Ablation Crater Measurements on Cornea Tissue

Various pulse energies between 0.02 and 1.0 mJ at a duration of 75 μs were tested to experimentally determine the ablation threshold of the cornea. With an average FWHM beam diameter of $\sim 50\mathrm{\mu m}$, craters began to form at a pulse energy of 0.1 mJ corresponding to an energy density of $\sim 5\mathrm{J}/{\mathrm{cm}}^2$. Single-pulse craters were formed on hydrated cornea tissue using this near-threshold pulse energy of 0.1 mJ. Pulse energy was measured with a pyroelectric detector (ED-100A, Gentec, Saint-Foy, Canada) near the tip of the probe. Single-, three-, and five-sphere structures were tested, and the tissue was imaged and measured with an FS70 Mitutoyo microscope equipped with a CCD camera (Edmund Optics, Barrington, NJ). Since each sphere chain configuration (one, three, or five spheres) attenuated the energy differently, attenuation of the laser output was adjusted to normalize each configuration to an incident energy of 0.1 mJ on the tissue surface. Over 50 craters for each structure were measured, and the average crater widths are shown in Table 1 along with representative images for each in Fig. 6.

Table 1

Corneal ablation crater dimensions at pulse energies of 0.1 mJ (S.D.=10  μm).

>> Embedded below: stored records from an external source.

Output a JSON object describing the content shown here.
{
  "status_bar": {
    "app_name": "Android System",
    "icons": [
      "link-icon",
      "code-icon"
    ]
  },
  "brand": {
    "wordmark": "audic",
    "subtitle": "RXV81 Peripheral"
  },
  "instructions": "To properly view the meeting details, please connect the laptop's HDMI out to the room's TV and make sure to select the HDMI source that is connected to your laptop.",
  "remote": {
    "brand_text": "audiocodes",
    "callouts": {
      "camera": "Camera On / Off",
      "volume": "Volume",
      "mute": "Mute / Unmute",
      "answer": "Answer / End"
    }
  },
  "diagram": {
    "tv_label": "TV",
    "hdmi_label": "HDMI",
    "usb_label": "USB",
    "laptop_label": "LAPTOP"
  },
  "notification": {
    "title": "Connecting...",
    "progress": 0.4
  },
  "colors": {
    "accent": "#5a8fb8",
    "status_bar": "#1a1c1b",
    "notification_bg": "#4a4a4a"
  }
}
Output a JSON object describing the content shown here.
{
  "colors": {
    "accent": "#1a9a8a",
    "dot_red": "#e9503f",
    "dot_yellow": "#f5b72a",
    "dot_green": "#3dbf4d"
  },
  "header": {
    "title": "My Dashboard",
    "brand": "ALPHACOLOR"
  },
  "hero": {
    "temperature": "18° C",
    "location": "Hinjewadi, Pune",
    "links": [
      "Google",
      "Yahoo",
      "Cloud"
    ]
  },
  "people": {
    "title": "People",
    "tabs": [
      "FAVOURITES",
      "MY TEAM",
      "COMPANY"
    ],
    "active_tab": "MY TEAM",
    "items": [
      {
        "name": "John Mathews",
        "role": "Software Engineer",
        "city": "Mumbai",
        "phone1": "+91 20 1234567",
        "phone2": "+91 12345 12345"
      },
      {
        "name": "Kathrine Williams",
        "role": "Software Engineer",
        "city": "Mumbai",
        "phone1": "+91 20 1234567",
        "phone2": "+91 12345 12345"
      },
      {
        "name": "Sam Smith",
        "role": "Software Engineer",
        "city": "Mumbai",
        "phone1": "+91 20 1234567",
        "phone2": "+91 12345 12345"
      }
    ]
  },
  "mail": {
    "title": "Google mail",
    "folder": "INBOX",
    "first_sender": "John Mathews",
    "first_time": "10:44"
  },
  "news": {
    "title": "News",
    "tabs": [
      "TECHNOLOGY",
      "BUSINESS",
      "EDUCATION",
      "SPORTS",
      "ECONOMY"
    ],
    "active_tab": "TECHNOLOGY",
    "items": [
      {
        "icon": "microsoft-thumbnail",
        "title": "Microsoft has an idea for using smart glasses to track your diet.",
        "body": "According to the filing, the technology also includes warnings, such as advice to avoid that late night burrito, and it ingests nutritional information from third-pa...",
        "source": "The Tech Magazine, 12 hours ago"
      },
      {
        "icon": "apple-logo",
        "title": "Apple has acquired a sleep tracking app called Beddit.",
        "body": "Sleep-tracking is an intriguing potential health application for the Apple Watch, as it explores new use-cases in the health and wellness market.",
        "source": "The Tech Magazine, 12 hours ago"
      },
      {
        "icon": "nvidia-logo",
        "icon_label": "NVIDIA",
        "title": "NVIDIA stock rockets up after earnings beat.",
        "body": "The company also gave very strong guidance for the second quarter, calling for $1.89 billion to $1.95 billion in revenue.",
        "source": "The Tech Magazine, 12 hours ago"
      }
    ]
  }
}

Histologic analysis was performed on the corneas to quantify ablation crater and thermal damage depths. The crater diameters were measured by light microscopy immediately after the procedure, and then the eyes were placed in formalin. Eyes were sectioned and the extra material was discarded, leaving only the polar cornea region. The corneas were trimmed for histological processing, and various samples were stained with either trichrome or hematoxylin-eosin. The craters were viewed and measured with the Mitutoyo microscope. Over 10 trichrome-stained histology craters for each structure were measured, and the average crater depths are shown in Table 1 along with representative images for each shown in Fig. 6.